Abstract

This paper presents initial analysis results of ambient noise measurements from an active ice pressure ridge over a 3-day period in April 1979. The site was a research ice camp 180 miles from the pole in the Eurasian Basin of the Arctic Ocean. The ridge was instrumented with calibrated hydrophones paired in both the horizontal and vertical directions. Their distance from the ridge was about 100 m and their outputs were tape recorded. Dimensional surveys of the active portions of the ridge were made at the surface. Source level linear density is deduced from ambient noise measurements near the pressure ridge by assuming the ridge to be a line source of spatially incoherent point sources. Measured Arctic transmission loss data are used to deduce an active pressure ridge average separation compatable with previously measured omnidirectional ambient noise data statistics for the month of April. The effects of surface/image interference are present in the data and allow a preliminary estimate of acoustic source depth of between 14–18 m. The ridge length was approximately 500 m and was formed when a 1 m-thick refrozen lead was pushed on top of a thicker 4-m ice floe. As such, this ridge was, most likely only one ‘‘subridge’’ along the length of the boundaries of the two interacting floes.

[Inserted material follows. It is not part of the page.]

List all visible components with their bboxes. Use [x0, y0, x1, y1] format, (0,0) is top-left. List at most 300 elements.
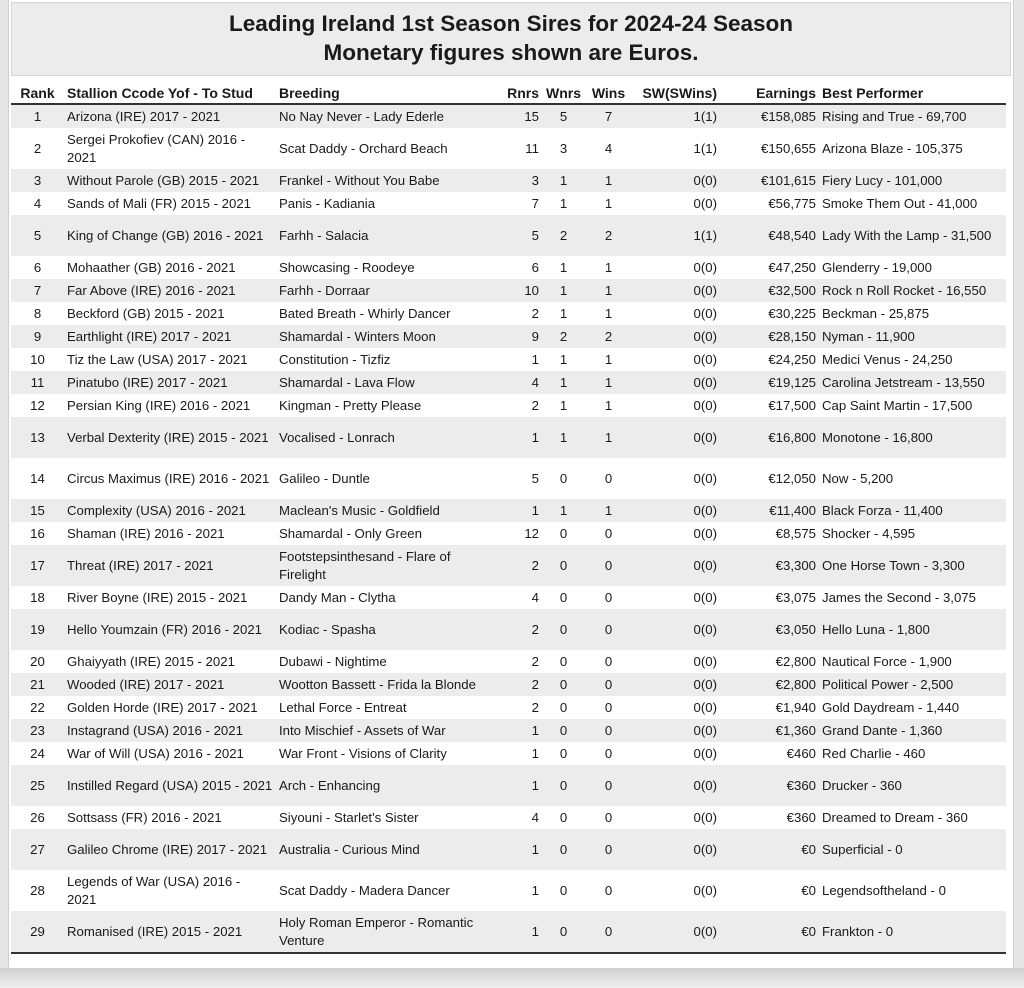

Recent SEASAT SAR data from October 1978 have shown that ice pans (defined as groups of separate ice floes that move together) can vary from 10 to 100 km in linear dimension and, unless pan size changes significantly from October to April, extremely long ridges (composed of smaller discrete ridges such as the one analyzed in this study) may exist between pressured boundaries of adjacent pans. A uniform spacing of ridges was assumed for noise model calculations and, with an active ridge spacing of 37 km, model noise level estimates and measured 50 percentile noise levels of April were in good agreement. An average ridge was assumed to be 2 km in length consisting of two active 500-m subridges. It is not known whether this ridge was typical in level, length, etc., since these were the first-known quantitative acoustical measurements of ambient noise from a nearby pressure ridge.